Friday’s Weekly Round-Up – 544

 

Christmas Eve and we always like to put this up – and this (see here and here)

 

David S Wills has returned from the Siem Reap Writers Festival, following his talk, “On the Road – Ginsberg in Siem Reap & Other Beat Tales”, a fascinating over-view of Ginsberg as World Traveller, and, in this case, in particular, visitor to Cambodia (with some first-hand research on his 1968 book-length poem, Ankor Wat (sic))

“Yes that is A-N-K-O-R, with the G conspicuously absent. Why this was misspelled is a mystery, but there are at least two possibilities. Firstly, it should be remembered that the Khmer script is of course different from the Roman alphabet and thus any words rendered in Roman letters are merely a transliteration, with some transliterations more popular or common than others, and this changes over time, with globalisation and technological advancement generally bringing consensus. I live in Kampot, where it is still common to see the town name spelled both K-A-M and K-O-M-P-O-T, so perhaps Ginsberg encountered signage or documentation here that dropped the G. Indeed, some travel guides from that era used ANKOR, but I managed to find the travel guide Ginsberg actually had with him as he cycled around, printed by the National Tourist Office of Cambodia, and it spelled Angkor with a G. It is also worth noting that his journals from that period refer to Bangkok similarly, dropping the G so it says “B-A-N-K-O-K,” hinting that perhaps he had a tourist guide to the wider region that used this peculiar spelling.”

He goes on:

“The other possibility is just the fact that he was terrible at spelling and that his publishers, lacking the historical or geographical knowledge required to make that change, left the unusual placenames as he rendered them. A hint at the latter comes from the fact that he also misspelled Siem Reap and even Cambodia, and that in his complete collected poems, published a few decades later, the title was changed to Angkor with a G, with references to Bangkok similarly corrected.”

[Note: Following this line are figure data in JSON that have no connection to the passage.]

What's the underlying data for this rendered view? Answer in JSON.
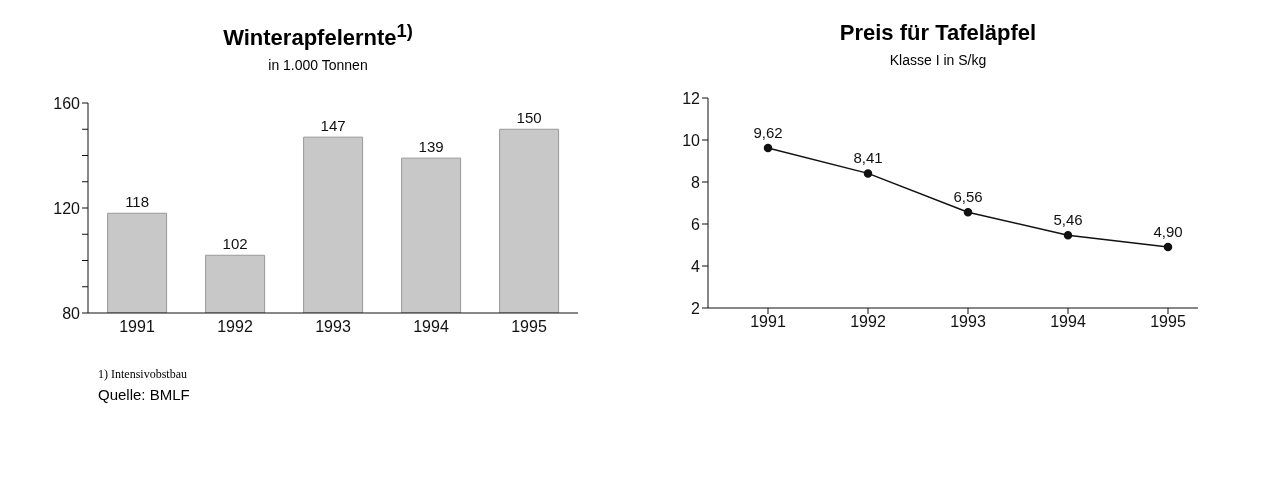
{
  "chart_data": [
    {
      "type": "bar",
      "title": "Winterapfelernte$^{1)}$",
      "subtitle": "in 1.000 Tonnen",
      "categories": [
        "1991",
        "1992",
        "1993",
        "1994",
        "1995"
      ],
      "values": [
        118,
        102,
        147,
        139,
        150
      ],
      "color": "#c8c8c8",
      "ylim": [
        80,
        160
      ],
      "yticks": [
        80,
        {
          "value": 90,
          "label": null
        },
        {
          "value": 100,
          "label": null
        },
        {
          "value": 110,
          "label": null
        },
        120,
        {
          "value": 130,
          "label": null
        },
        {
          "value": 140,
          "label": null
        },
        {
          "value": 150,
          "label": null
        },
        160
      ],
      "data_labels": true,
      "grid": false,
      "legend": false,
      "annotations": [
        "1) Intensivobstbau",
        "Quelle: BMLF"
      ]
    },
    {
      "type": "line",
      "title": "Preis für Tafeläpfel",
      "subtitle": "Klasse I in S/kg",
      "categories": [
        "1991",
        "1992",
        "1993",
        "1994",
        "1995"
      ],
      "values": [
        9.62,
        8.41,
        6.56,
        5.46,
        4.9
      ],
      "value_labels": [
        "9,62",
        "8,41",
        "6,56",
        "5,46",
        "4,90"
      ],
      "color": "#111111",
      "ylim": [
        2,
        12
      ],
      "yticks": [
        2,
        4,
        6,
        8,
        10,
        12
      ],
      "marker": "circle",
      "line_style": "solid",
      "grid": false,
      "legend": false
    }
  ]
}
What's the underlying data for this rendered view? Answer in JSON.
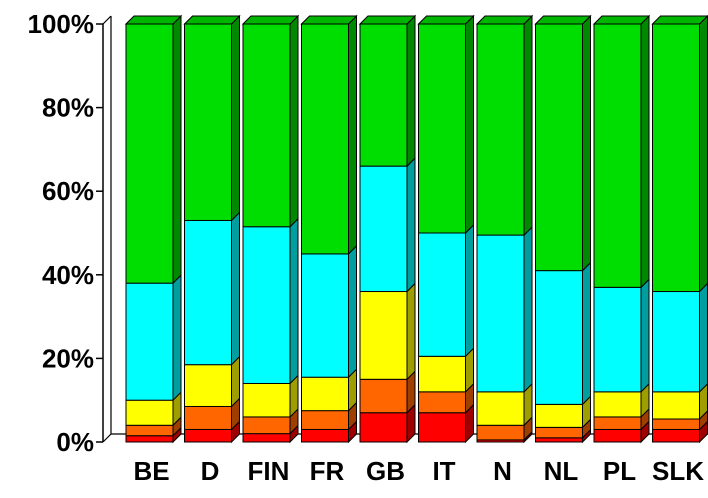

He goes on to look closely at the poem:

“To me, this poem is significant in terms of Ginsberg’s development as a poet and serves as sort of a missing link between earlier and later efforts. It highlights the poet’s fractured mind and his paranoia…In a sense, then, Angkor Wat is the setting for a poem about the poet’s uncertainty and his shifting world views in light of the expanded consciousness he had gained through travel..”

“The poem is also in part an attempt to fuse the lessons learned in Asia with his knowledge of the West, and in particular that abstracted view of the United States gained through years spent abroad. It is an examination of how Eastern and Western thought could be fused, particularly in light of the war in Vietnam and in a period where colonialism had just ended but globalisation was beginning..”

More on Ankor Wat and Angkor Wat from the Angkor Database – here

and check out Lars Movin‘s short film from 2004, (a travel notebook inspired by the poem (with excerpts read by American artist Lawrence Weiner)

 

A transcript of Willis’ entire talk is available on the Beatdom site, (as is his review (a somewhat scathing one, it should be pointed out) of Jonah Raskin‘s Beat fiction (Beat quasi-fiction), Beat Blues).  A brief end-of-the-year survey from Beatdom can be found here.

 

The EBSN (European Beat Studies Network) has just put up the first of the recordings from its 9th Annual Conference (of necessity, a virtual one) that took place in October of this year. Conference organizers Estíbaliz Encarnación-Pinedo, Benjamin J. Heal, and Chad Weidner introduce the event, followed by a short speech from EBSN president Oliver Harris.

“Spiralling Back to the Beats’ Spiritual Roots, Spiralling Forth to the Beats’ Neo-Shamanic Potential”  is the first feature, chaired by Beat scholar, Franca Bellarsi. Panelists/contributors include  Sarah Biratate (“A Wordsworthian Reading on Diane di Prima’s Quest for Interfusion”) Anikó Juhász (“‘The Skeleton of My Poetry’ – The Beat Generation’s Influence on Ferenc Juhász”) and Jeremy Wastiaux  (“The Ecopoetics of Jack Kerouac: Dissipative Structures in Visions of Cody and Mexico City Blues”).   More to follow.

The 10th Annual Conference will take place at the University of Murcia in Spain in 2022. The topic will be “Beat Times – Temporalities in Beat Writing” – For more details and a call for papers – see here

 

One comment

  1. Hi i’m from Brasil and i read some of your books that were published around here in pocket editions like Howl, On the Road and Naked Lunch.
    I’m not a writer but interested by them.